La pressione non è però l’unico fattore da considerare. Anche lo sfregamento, lo scivolamento del paziente nel letto, l’umidità, la fragilità della cute, la disidratazione e le condizioni generali della persona possono contribuire alla comparsa o al peggioramento della lesione.

Se a questo si aggiungono immobilità, sudorazione, incontinenza, scarsa idratazione o malnutrizione, il rischio aumenta in modo significativo. La prevenzione passa quindi da piccoli gesti quotidiani, che devono essere eseguiti con attenzione e continuità. L’OSS, lavorando a stretto contatto con la persona assistita, è spesso tra le prime figure a notare un cambiamento della cute: un arrossamento, una zona più calda o più fredda, una parte dolente, una piccola abrasione o una macerazione cutanea.

Nel primo stadio si osserva generalmente un arrossamento della cute, senza perdita di sostanza. È una fase ancora iniziale, nella quale il danno può essere reversibile se si interviene in modo corretto. Nel secondo stadio compare una perdita parziale dello spessore cutaneo. La cute può presentarsi abrasa, con un’area rosata o con piccole bolle.

Il terzo e il quarto stadio indicano lesioni più profonde, con perdita di tessuto più importante e possibile coinvolgimento di strutture sottostanti. In questi casi il trattamento è più complesso e riguarda in modo specifico le competenze del personale sanitario.

L’OSS può collaborare con l’infermiere nelle attività assistenziali previste, ma deve sempre rispettare i limiti del proprio profilo professionale e segnalare tempestivamente ogni cambiamento.

La mobilizzazione deve essere eseguita con attenzione, evitando di trascinare il paziente sul letto. Lo sfregamento e la trazione possono danneggiare la cute, soprattutto se fragile o disidratata.

L’igiene quotidiana ha un ruolo fondamentale nella prevenzione. La cute deve essere detersa con prodotti delicati, non irritanti e adatti alla persona fragile. Dopo la detersione è importante asciugare bene, soprattutto nelle pieghe cutanee, per evitare ristagno di umidità.

Un aspetto spesso sottovalutato riguarda la biancheria del letto.

Lenzuola non ben tese, pieghe, materiali poco traspiranti o superfici che aumentano l’attrito possono contribuire a irritare la cute. La biancheria deve essere pulita, asciutta, ben sistemata e priva di pieghe.

Nei pazienti allettati o lungodegenti, anche questo dettaglio può fare la differenza. Materiali più traspiranti e a basso attrito possono aiutare a ridurre sudorazione, umidità e sfregamento, contribuendo al comfort e alla protezione della cute.

Prevenire le lesioni da pressione significa lavorare in équipe e valorizzare il contributo di ogni figura coinvolta nell’assistenza.

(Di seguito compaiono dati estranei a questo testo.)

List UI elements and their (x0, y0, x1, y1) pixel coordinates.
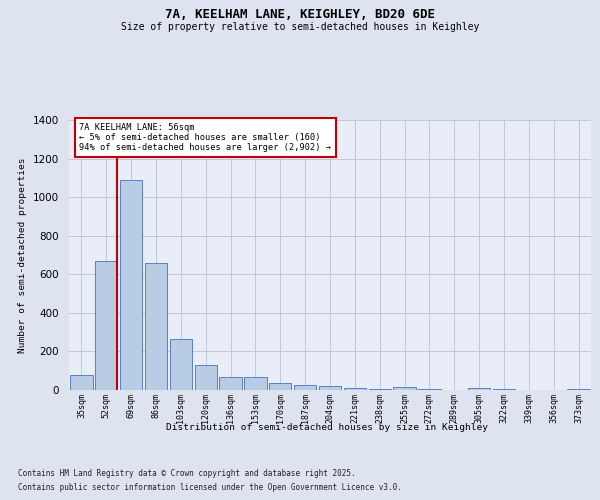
Bar (319, 386, 341, 390)
Bar (244, 376, 266, 390)
Bar (269, 383, 292, 390)
Text: Distribution of semi-detached houses by size in Keighley: Distribution of semi-detached houses by … (166, 422, 488, 432)
Bar (394, 387, 416, 390)
Bar (493, 389, 515, 390)
Bar (194, 365, 217, 390)
Bar (170, 339, 192, 390)
Bar (220, 376, 242, 390)
Y-axis label: Number of semi-detached properties: Number of semi-detached properties (19, 157, 28, 353)
Bar (468, 388, 490, 390)
Bar (70, 374, 92, 390)
Bar (95, 261, 118, 390)
Bar (120, 180, 142, 390)
Bar (418, 389, 440, 390)
Bar (568, 389, 590, 390)
Text: Contains public sector information licensed under the Open Government Licence v3: Contains public sector information licen… (18, 484, 402, 492)
Bar (145, 262, 167, 390)
Bar (368, 389, 391, 390)
Bar (344, 388, 366, 390)
Text: Size of property relative to semi-detached houses in Keighley: Size of property relative to semi-detach… (121, 22, 479, 32)
Text: Contains HM Land Registry data © Crown copyright and database right 2025.: Contains HM Land Registry data © Crown c… (18, 468, 356, 477)
Bar (294, 385, 316, 390)
Text: 7A, KEELHAM LANE, KEIGHLEY, BD20 6DE: 7A, KEELHAM LANE, KEIGHLEY, BD20 6DE (165, 8, 435, 20)
Text: 7A KEELHAM LANE: 56sqm
← 5% of semi-detached houses are smaller (160)
94% of sem: 7A KEELHAM LANE: 56sqm ← 5% of semi-deta… (79, 122, 331, 152)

L’OSS, pur non occupandosi della diagnosi o del trattamento avanzato delle lesioni, svolge un ruolo fondamentale perché è accanto alla persona nelle attività quotidiane: osserva, aiuta, mobilizza, cura l’igiene, sistema il letto, accompagna, ascolta e segnala.

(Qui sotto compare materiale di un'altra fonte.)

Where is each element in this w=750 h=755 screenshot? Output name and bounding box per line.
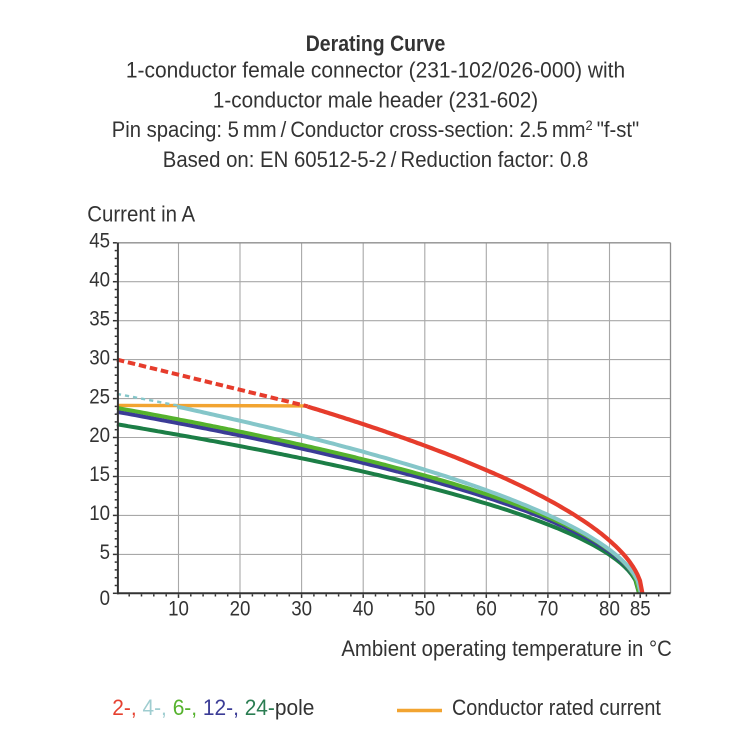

Per l’OSS, la prevenzione passa da gesti concreti: controllare la cute, evitare sfregamenti, collaborare alla mobilizzazione, mantenere la persona pulita e asciutta, favorire l’idratazione e riferire ogni cambiamento all’infermiere.

Sono dettagli solo in apparenza semplici, ma nella cura della persona fragile diventano fondamentali per proteggere la salute, il comfort e la dignità dell’assistito.